Sie steht wahrscheinlich auf einem römischen Siedlungsgebiet: In dem Herrenhaus wurden tatsächlich einige Tränenkrüge und drei Urnen gefunden, die jetzt im Archäologischen Museum von Vicenza aufbewahrt werden.
Die ersten Dokumente, die wir haben, besagen, dass 1437 der Eigentümer, der vicentinische Adelige Francesco Branzo de Loschi, einen Kanal, die Roggia Branza, ausheben ließ, um das Wasser des Baches Livergon dorthin zu leiten.
Im 16. Jahrhundert wird die Villa Eigentum der Familie Bissari; einige Dokumente aus dieser Zeit beschreiben sie sehr ähnlich wie im aktuellen Zustand, mit einem hohen Säulengang nach Süden, dem großen mit Ziegeln gepflasterten Innenhof und Reihen von Säulen an den Seiten.

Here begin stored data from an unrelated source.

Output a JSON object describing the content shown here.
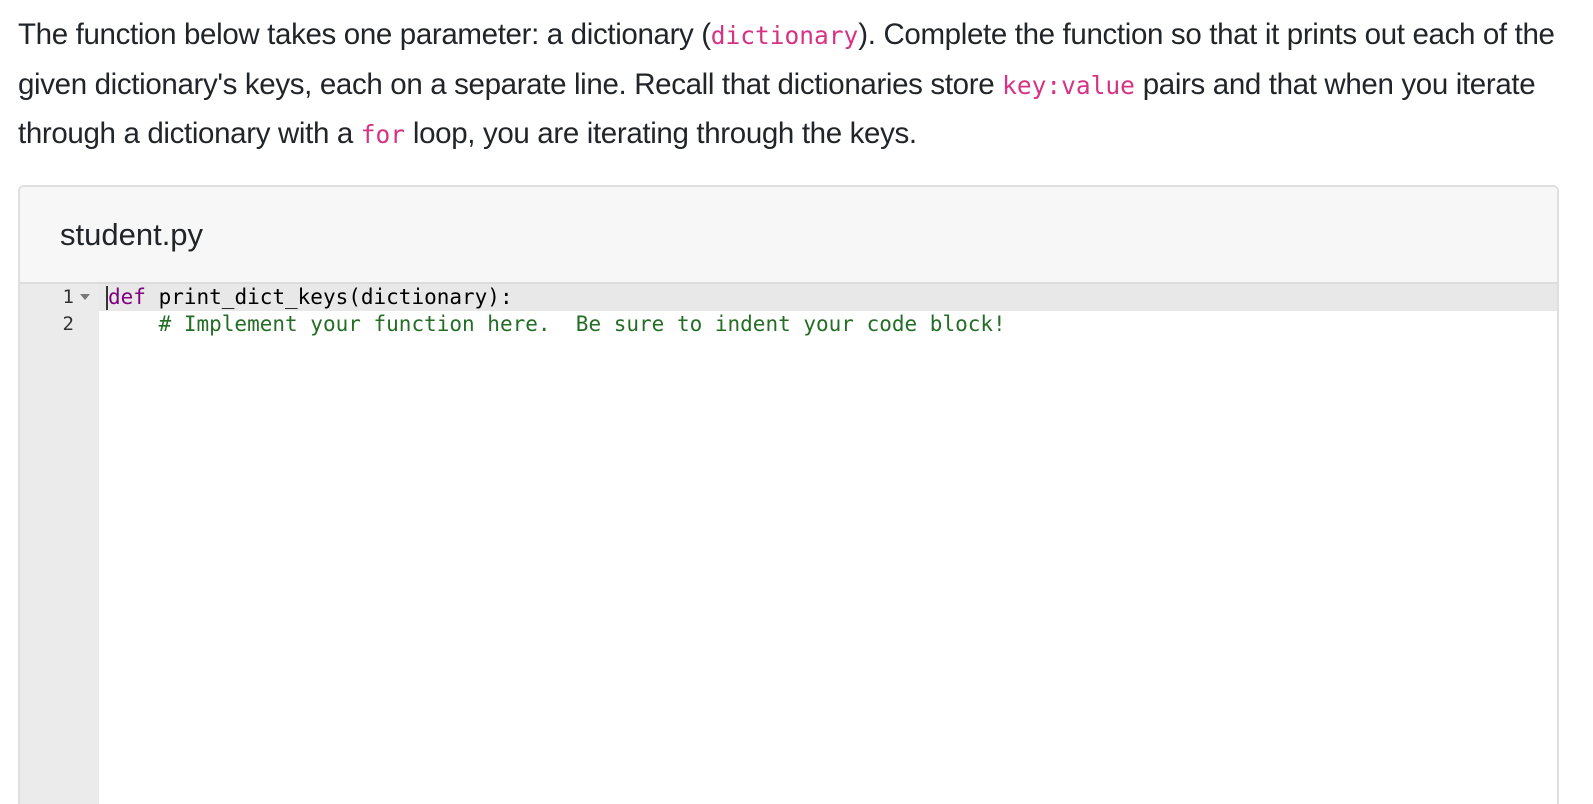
{
  "prompt": {
    "part1": "The function below takes one parameter: a dictionary (",
    "code1": "dictionary",
    "part2": "). Complete the function so that it prints out each of the given dictionary's keys, each on a separate line. Recall that dictionaries store ",
    "code2": "key:value",
    "part3": " pairs and that when you iterate through a dictionary with a ",
    "code3": "for",
    "part4": " loop, you are iterating through the keys."
  },
  "editor": {
    "filename": "student.py",
    "line_numbers": [
      "1",
      "2"
    ],
    "lines": [
      {
        "keyword": "def",
        "rest": " print_dict_keys(dictionary):"
      },
      {
        "indent": "    ",
        "comment": "# Implement your function here.  Be sure to indent your code block!"
      }
    ],
    "fold_icon": "fold-arrow-icon",
    "colors": {
      "keyword": "#800080",
      "comment": "#236e24",
      "inline_code": "#d63384"
    }
  }
}
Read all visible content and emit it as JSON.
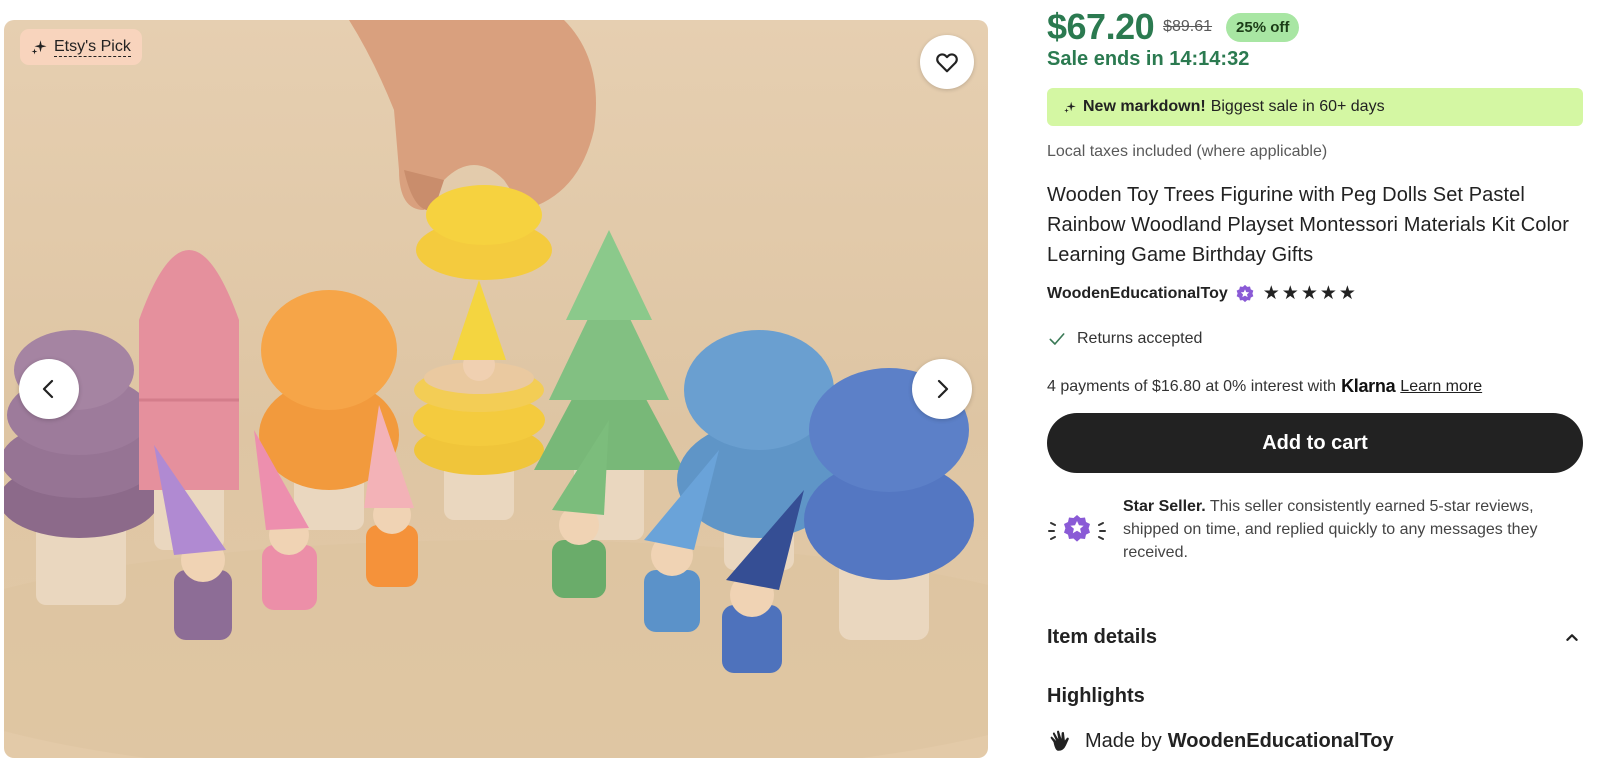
{
  "gallery": {
    "badge_label": "Etsy's Pick",
    "badge_icon": "sparkle-icon",
    "favorite_icon": "heart-icon",
    "prev_icon": "chevron-left-icon",
    "next_icon": "chevron-right-icon"
  },
  "pricing": {
    "price": "$67.20",
    "original_price": "$89.61",
    "discount": "25% off",
    "sale_ends": "Sale ends in 14:14:32",
    "markdown_bold": "New markdown!",
    "markdown_text": "Biggest sale in 60+ days",
    "taxes_note": "Local taxes included (where applicable)"
  },
  "product": {
    "title": "Wooden Toy Trees Figurine with Peg Dolls Set Pastel Rainbow Woodland Playset Montessori Materials Kit Color Learning Game Birthday Gifts",
    "seller": "WoodenEducationalToy",
    "rating_stars": "★★★★★",
    "rating_value": 5,
    "returns": "Returns accepted"
  },
  "klarna": {
    "text": "4 payments of $16.80 at 0% interest with",
    "logo": "Klarna",
    "learn_more": "Learn more"
  },
  "cart": {
    "label": "Add to cart"
  },
  "star_seller": {
    "title": "Star Seller.",
    "description": "This seller consistently earned 5-star reviews, shipped on time, and replied quickly to any messages they received."
  },
  "details": {
    "item_details": "Item details",
    "highlights": "Highlights",
    "made_by_prefix": "Made by",
    "made_by_seller": "WoodenEducationalToy"
  },
  "colors": {
    "price_green": "#2b7a50",
    "discount_bg": "#a8e6a3",
    "markdown_bg": "#d4f7a3",
    "badge_bg": "#f8d4bd",
    "star_seller_purple": "#8a5ad6",
    "button_dark": "#222222"
  }
}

Am Ende des 17. Jahrhunderts wird das Gebäude und das umliegende Land von einem vicentinischen Anwalt, Ortensio Zago, erworben, einer außergewöhnlichen Figur von Wissenschaftler, leidenschaftlich für Hydraulik, Archäologie und Architektur. 1688 lässt er die Kapelle der Unbefleckten Empfängnis erbauen, die neben dem Westzugang steht, deren Altar mit Skulpturen aus der Werkstatt von Orazio Marinali und mit einem Gemälde dekoriert ist.
Auf dem Türsturz kann man eine apotropäische Inschrift sehen, die lautet: "XTVS NOBISCV NOXIA OUAOUA STATE" (Christus ist mit uns, böse Mächte haltet euch fern!).